What is Feature Engineering?

Feature engineering is the process of selecting, transforming, and creating input variables (features) from raw data to improve a machine learning model's performance. It's the art and science of representing data in a way that helps models learn the right patterns.

Why It Matters

In classical ML, feature engineering often matters more than model choice — a simple model with great features beats a complex model with poor features.

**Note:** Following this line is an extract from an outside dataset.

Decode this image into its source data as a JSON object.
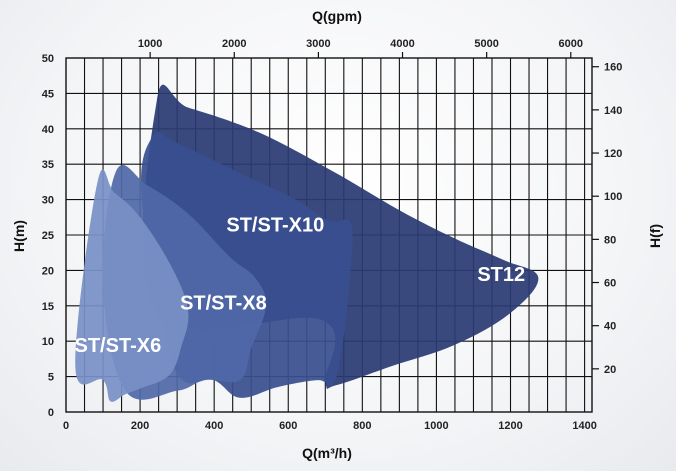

While deep learning and LLMs have automated some feature engineering (learning representations directly from raw data), the concept remains essential for tabular data, time series, and understanding how AI extracts signal from noise.

How It Works

Types of feature engineering:

1. Feature selection:

Choose which raw features to include
Remove irrelevant, redundant, or noisy features
Methods: correlation analysis, mutual information, recursive feature elimination

2. Feature transformation:

Scaling — normalize features to similar ranges (StandardScaler, MinMaxScaler)
Log transform — handle skewed distributions (income, prices)
Encoding — convert categorical variables to numbers (one-hot encoding, label encoding)
Binning — group continuous values into categories

3. Feature creation:

Combine existing features: price_per_sqm = price / area
Extract from dates: day_of_week, is_weekend, month
Text features: word count, sentiment score, TF-IDF
Aggregations: average_purchase_last_30_days, total_logins

4. Domain-specific features:

Finance: moving averages, volatility, RSI
NLP: n-grams, POS tags, named entities
Computer vision: HOG, SIFT, edge histograms (before deep learning)
Time series: lag features, rolling statistics, Fourier components

Deep learning and feature engineering:

Neural networks learn features automatically (representation learning)
Convolutional layers learn image features; transformer layers learn text features
This reduced (but didn't eliminate) the need for manual feature engineering
Tabular data still benefits significantly from manual feature engineering

Feature stores:

Centralized systems for storing, versioning, and serving features
Ensures consistency between training and inference
Tools: Feast, Tecton, Vertex AI Feature Store

Example

Predicting house prices from raw data: a good feature engineer creates distance_to_city_center from coordinates, price_per_sqm from price and area, property_age from build_year and current_year, and neighborhood_avg_price from aggregating nearby sales. These engineered features capture relationships the model might struggle to learn from raw numbers alone.